Tratamentos

Linfoma de Hodgkin

A doença de Hodgkin pode ser curável quando diagnosticada precocemente e tratada adequadamente. Segundo o INCA, o tratamento clássico é a poliquimioterapia (quimioterapia com múltiplas drogas), com ou sem radioterapia associada. Transplante de medula óssea ou de células-tronco pode ser uma opção em circunstâncias específicas, especialmente para o linfoma de Hodgkin. Em alguns casos, pode ser necessário cirurgia, em princípio para auxiliar no diagnóstico ou para fins de biópsia.

É essencial que o paciente seja acompanhado continuamente durante e após o tratamento.

Linfoma não-Hodgkin

Algumas formas de quimioterapia, radioterapia e terapia com anticorpos monoclonais ou a combinação delas estão sendo usadas com sucesso. Como os linfomas não-Hodgkin apresentam cerca de 40 formas distintas da doença, após o diagnóstico, ele é classificado de acordo com o tipo de linfoma e o estágio em que se encontra, informações fundamentais para que seja definido o tratamento mais adequado ao paciente.

Os linfomas Não-Hodgkin são agrupados de acordo com o tipo de célula linfoide, se linfócitos B ou T. Também são considerados tamanho, forma e padrão de apresentação na microscopia, e podem ser divididos em dois grandes grupos: indolentes e agressivos.

Os linfomas indolentes têm um crescimento relativamente lento e os pacientes podem apresentar poucos sintomas por vários anos, mas a cura nestes casos é menos provável do que nos pacientes com formas agressivas – que podem levar rapidamente ao óbito se não tratadas adequadamente –, mas, em geral, são mais curáveis. Os linfomas indolentes correspondem aproximadamente a 40% dos diagnósticos, e os agressivos, a 60% dos restantes, segundo o Inca. Para a forma indolente do linfoma não-Hodgkin, as opções de tratamento podem ser apenas a observação clínica ou tratamentos intensivos, dependendo da indicação médica.

Aproximadamente 25% dos pacientes que apresentam linfoma não-Hodgkin podem ser curados; já para o linfoma de Hodgkin, a taxa é de cura gira em torno de 75% quando tratados inicialmente e nos casos de recidiva, segundo a Sociedade Brasileira de Cancerologia.

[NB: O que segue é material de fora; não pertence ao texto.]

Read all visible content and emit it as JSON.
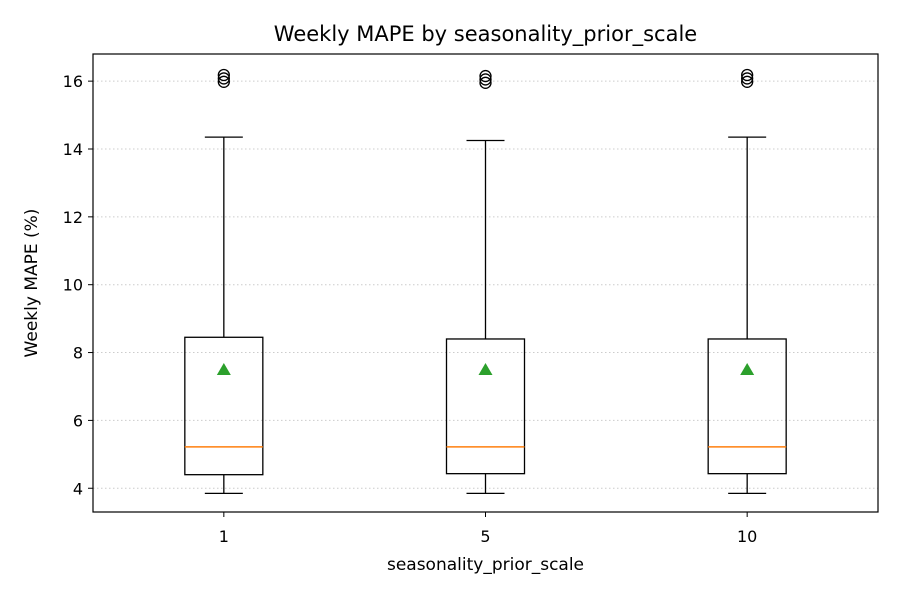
{
  "chart_data": {
    "type": "box",
    "title": "Weekly MAPE by seasonality_prior_scale",
    "xlabel": "seasonality_prior_scale",
    "ylabel": "Weekly MAPE (%)",
    "ylim": [
      3.3,
      16.8
    ],
    "yticks": [
      4,
      6,
      8,
      10,
      12,
      14,
      16
    ],
    "grid": {
      "y": true,
      "x": false,
      "style": "dotted"
    },
    "colors": {
      "box": "#000000",
      "median": "#ff7f0e",
      "mean": "#2ca02c",
      "grid": "#cccccc"
    },
    "categories": [
      "1",
      "5",
      "10"
    ],
    "boxes": [
      {
        "category": "1",
        "whisker_low": 3.85,
        "q1": 4.4,
        "median": 5.22,
        "q3": 8.45,
        "whisker_high": 14.35,
        "mean": 7.5,
        "outliers": [
          15.98,
          16.08,
          16.18
        ]
      },
      {
        "category": "5",
        "whisker_low": 3.85,
        "q1": 4.43,
        "median": 5.22,
        "q3": 8.4,
        "whisker_high": 14.25,
        "mean": 7.5,
        "outliers": [
          15.95,
          16.05,
          16.15
        ]
      },
      {
        "category": "10",
        "whisker_low": 3.85,
        "q1": 4.43,
        "median": 5.22,
        "q3": 8.4,
        "whisker_high": 14.35,
        "mean": 7.5,
        "outliers": [
          15.98,
          16.08,
          16.18
        ]
      }
    ]
  }
}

Entretanto, a reação do organismo aos tratamentos costuma variar com o passar do tempo e técnicas que se provaram eficazes no início podem deixar de surtir efeito. Por isso, é necessário estar sempre bem-informado sobre novas opções de terapia. Imunoterapias, anticorpos monoclonais, citoquinas e vacinas tumorais estão sendo estudados para determinar sua eficácia nos Linfomas não-Hodgkin e, para algumas formas específicas de linfoma, têm mostrado resultados bastante satisfatórios.